The Canadian Media Producers Association (CMPA) has come out strongly against the CRTC’s latest Let’s Talk decisions this week, with association president and CEO Michael Hennessy calling them “patently unfair with respect to the treatment of independent producers.”
The CMPA specifically targeted the CRTC’s view on the industry’s terms of trade agreement.
In its report, the CRTC said that, in its view, “is no longer necessary for the Commission to intervene in this relationship by requiring adherence to terms of trade agreements….As such, the Commission will allow programming services to apply to remove requirements to adhere to a terms of trade agreement, effective 29 April 2016.”
Hennessy said removing required adherence to the agreement goes against the commission’s stated objective.

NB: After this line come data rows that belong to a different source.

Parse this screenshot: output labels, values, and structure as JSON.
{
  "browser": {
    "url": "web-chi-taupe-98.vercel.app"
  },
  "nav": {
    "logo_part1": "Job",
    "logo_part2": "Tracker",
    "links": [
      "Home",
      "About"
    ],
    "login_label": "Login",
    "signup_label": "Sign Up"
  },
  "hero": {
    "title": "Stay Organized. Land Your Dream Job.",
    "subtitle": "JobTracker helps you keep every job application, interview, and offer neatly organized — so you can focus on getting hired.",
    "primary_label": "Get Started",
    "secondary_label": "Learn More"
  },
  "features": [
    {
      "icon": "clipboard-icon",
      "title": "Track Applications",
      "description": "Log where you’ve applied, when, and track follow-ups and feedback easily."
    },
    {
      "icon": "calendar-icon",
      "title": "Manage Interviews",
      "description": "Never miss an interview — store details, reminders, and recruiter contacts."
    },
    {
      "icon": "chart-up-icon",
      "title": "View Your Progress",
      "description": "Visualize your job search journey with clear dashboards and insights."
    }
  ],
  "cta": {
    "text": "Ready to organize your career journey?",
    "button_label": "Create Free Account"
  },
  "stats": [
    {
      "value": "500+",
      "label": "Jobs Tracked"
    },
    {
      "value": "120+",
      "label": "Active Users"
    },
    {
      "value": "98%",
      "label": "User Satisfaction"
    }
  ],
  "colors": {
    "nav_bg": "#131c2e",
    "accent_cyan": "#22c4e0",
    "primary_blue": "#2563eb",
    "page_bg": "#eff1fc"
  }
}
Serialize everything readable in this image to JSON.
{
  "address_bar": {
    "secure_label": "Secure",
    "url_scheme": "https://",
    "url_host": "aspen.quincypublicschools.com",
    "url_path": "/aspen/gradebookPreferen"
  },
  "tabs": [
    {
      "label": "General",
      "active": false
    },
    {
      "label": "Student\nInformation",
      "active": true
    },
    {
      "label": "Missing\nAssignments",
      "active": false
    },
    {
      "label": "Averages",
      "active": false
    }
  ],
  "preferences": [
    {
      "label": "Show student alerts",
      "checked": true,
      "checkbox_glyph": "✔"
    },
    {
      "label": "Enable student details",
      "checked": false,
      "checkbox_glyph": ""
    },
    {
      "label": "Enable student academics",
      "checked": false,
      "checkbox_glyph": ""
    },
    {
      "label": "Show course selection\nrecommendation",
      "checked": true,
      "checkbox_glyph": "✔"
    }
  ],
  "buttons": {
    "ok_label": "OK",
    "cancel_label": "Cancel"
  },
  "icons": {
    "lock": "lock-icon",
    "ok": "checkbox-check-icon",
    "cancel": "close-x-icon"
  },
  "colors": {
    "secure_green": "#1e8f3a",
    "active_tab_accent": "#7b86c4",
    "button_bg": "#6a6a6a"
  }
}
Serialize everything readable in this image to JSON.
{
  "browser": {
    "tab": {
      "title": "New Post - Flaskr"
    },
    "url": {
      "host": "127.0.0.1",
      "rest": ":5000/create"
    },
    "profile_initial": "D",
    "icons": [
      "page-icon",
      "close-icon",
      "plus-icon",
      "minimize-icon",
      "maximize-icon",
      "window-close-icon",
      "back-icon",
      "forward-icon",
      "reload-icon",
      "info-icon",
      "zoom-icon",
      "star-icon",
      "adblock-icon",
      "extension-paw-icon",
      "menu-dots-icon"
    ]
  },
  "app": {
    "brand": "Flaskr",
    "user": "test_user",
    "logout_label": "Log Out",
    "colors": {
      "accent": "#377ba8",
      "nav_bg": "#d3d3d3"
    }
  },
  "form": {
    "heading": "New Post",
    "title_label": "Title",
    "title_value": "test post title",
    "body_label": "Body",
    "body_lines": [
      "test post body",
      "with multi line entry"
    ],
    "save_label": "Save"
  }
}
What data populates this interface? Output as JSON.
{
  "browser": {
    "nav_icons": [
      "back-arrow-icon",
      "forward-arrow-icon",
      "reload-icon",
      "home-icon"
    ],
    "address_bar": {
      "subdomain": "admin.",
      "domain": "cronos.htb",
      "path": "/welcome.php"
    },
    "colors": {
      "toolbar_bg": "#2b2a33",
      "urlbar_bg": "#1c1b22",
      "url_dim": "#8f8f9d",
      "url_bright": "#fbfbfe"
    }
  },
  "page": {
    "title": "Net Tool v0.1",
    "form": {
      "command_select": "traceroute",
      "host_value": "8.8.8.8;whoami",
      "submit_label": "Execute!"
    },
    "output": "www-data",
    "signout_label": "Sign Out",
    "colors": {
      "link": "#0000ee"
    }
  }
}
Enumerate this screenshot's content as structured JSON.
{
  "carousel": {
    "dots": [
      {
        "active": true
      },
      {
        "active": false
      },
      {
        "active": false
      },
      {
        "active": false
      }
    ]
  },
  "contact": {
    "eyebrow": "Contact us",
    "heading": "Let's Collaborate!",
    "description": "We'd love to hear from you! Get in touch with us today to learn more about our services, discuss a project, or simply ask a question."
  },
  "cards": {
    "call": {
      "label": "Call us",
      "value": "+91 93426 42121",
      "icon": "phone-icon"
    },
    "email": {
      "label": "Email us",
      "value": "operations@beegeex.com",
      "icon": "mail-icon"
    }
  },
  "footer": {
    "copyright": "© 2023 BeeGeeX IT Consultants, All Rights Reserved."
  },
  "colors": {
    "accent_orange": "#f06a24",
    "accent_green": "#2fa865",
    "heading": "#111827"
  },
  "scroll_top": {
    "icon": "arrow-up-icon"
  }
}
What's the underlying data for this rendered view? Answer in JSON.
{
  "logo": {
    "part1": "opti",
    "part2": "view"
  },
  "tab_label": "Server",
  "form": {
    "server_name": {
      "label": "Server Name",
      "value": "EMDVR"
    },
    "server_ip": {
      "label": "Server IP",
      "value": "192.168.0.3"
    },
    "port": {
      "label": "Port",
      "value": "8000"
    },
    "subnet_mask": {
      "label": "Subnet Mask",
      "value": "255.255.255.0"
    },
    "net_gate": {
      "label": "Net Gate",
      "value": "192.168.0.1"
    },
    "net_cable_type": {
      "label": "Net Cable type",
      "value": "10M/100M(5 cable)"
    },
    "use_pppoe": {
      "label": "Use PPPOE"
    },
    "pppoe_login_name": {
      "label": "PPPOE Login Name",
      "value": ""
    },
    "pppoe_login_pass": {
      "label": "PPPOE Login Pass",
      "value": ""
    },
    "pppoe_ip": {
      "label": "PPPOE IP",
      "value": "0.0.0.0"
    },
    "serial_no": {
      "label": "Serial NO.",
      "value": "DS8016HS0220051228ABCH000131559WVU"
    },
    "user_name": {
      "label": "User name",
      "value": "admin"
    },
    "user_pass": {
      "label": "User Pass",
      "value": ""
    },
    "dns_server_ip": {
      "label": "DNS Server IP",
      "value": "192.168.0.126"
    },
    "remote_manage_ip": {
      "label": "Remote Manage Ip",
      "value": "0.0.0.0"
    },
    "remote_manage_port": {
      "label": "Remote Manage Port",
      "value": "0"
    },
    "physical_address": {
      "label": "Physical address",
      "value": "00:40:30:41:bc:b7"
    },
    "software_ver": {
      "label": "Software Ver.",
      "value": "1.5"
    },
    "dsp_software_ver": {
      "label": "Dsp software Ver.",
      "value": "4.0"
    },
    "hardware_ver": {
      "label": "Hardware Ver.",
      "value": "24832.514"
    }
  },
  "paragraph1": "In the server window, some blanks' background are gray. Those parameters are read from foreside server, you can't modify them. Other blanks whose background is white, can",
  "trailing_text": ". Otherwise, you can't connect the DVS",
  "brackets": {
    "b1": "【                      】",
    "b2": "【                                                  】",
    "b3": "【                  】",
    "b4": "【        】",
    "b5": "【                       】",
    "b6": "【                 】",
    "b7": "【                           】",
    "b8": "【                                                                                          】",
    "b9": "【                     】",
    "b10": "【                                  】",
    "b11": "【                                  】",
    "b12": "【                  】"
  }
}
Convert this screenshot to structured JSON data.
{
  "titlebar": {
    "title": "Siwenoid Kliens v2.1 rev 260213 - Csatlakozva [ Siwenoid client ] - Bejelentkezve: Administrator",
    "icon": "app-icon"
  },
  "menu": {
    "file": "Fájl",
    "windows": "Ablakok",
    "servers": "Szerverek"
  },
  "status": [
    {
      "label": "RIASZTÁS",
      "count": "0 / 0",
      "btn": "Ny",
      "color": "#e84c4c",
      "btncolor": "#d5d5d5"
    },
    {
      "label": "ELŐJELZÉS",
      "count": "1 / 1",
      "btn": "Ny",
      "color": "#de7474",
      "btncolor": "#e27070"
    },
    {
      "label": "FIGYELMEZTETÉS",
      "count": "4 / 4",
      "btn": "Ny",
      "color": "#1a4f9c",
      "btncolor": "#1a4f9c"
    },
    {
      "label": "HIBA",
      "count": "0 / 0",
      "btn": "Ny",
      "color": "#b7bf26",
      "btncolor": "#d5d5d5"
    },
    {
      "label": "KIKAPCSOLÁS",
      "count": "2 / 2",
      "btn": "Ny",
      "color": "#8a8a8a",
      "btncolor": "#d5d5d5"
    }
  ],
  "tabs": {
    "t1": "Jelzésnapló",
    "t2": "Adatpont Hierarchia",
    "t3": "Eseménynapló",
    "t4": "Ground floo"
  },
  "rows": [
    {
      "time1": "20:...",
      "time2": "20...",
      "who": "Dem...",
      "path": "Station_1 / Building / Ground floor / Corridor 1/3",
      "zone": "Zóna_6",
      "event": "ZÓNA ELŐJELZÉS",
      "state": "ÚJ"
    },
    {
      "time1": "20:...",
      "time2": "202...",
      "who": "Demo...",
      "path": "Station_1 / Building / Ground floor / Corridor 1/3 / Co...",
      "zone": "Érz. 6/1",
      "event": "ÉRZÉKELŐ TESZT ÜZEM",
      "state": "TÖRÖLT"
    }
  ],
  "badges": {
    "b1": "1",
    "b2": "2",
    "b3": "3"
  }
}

“On the one hand, the commission has suggested we need larger more sustainable production companies to compete,” he said. “I think you need both large and small production companies to compete because not every category of service is big-budget. You cannot have larger and more sustainable companies if that’s your objective, and at the same time, remove all the protections that were put in place to limit the market power of the vertically integrated broadcasters particularly with respect to licensing and greenlighting projects and the treatment of IP. To us, the commission’s findings with respect to this and its decisions are somewhat stunning.”
The CMPA topper criticized the CRTC for not raising terms of trade (the producer-broadcaster agreement that addresses the issue of IP ownership) during the Let’s Talk TV hearing last fall: “That issue was never identified by the Commission as one of the issues of Let’s Talk TV initially and absolutely not when they boiled down the issues they wanted to discuss at the hearing.”
Although he emphasized that the association is still absorbing the sweeping changes introduced in Thursday’s announcement, he said the CMPA expects its impact to be great.
“Fundamentally, I think what it’s going to do is lead to a significant reduction in the number of independent companies, which is maybe what the CRTC seems to want, and force most of the remaining companies to become service producers for the broadcasters,” Hennessy said.
The Writers Guild of Canada also expressed surprise at the inclusion of Canadian content certification changes in CRTC Chairman Jean-Pierre Blais’s speech to the Canadian Club of Ottawa yesterday, although it praised the inclusion of screenwriters as part of the pilot programs.
“The WGC was surprised that the certification process, and the undermining of the terms of trade agreement for producers and broadcasters, were part of this announcement. Both decisions were made without notice or meaningful discussion in the preceding hearing.”
Of top priority to the union, however, was the renewal of its call for Netflix Canada and other local streamers to subsidize local Canadian content production.
“Of greatest concern in today’s decision is the continuation of a two-tier broadcasting model, with ‘over-the-top’ services like Netflix, CraveTV and Shomi remaining almost entirely outside of the regulatory sphere,” the guild said in a statement Thursday.
The CRTC in the past has decided against taxing Netflix and other video streaming players to subsidize Canadian TV series as they do business in Canada.
The regulator on Thursday said CraveTV and Shomi can be exempted from subsidizing Canadian TV if their content is made available to Canadians without cable or satellite TV packages.
“If more and more viewing migrates to unlicensed platforms, and those services have no requirements to make Canadian shows, the WGC questions how such an approach is sustainable in the medium to long term,” the WGC added in its response to the regulator’s latest decisions on the future of Canadian TV.
The guild also questioned CRTC chairman Jean-Pierre Blais reference to “quality over quantity” as a guiding principle when setting how Canadian content will be made and promoted in the future.
“The WGC maintains that quantity and quality are linked concepts, as there is no one recipe to create a hit show, and creating fewer shows may serve to reduce the chances of a single show’s success,” the guild said.
with files from Katie Bailey and Etan Vlessing
Correction: The second paragraph of this story originally indicated that Mr. Hennessey’s comment referred to the Canadian content pilot programs announced March 12; in fact the comment was made in reference to terms of trade. The article has been amended with regard to that error and updated with reference to the CRTC’s report.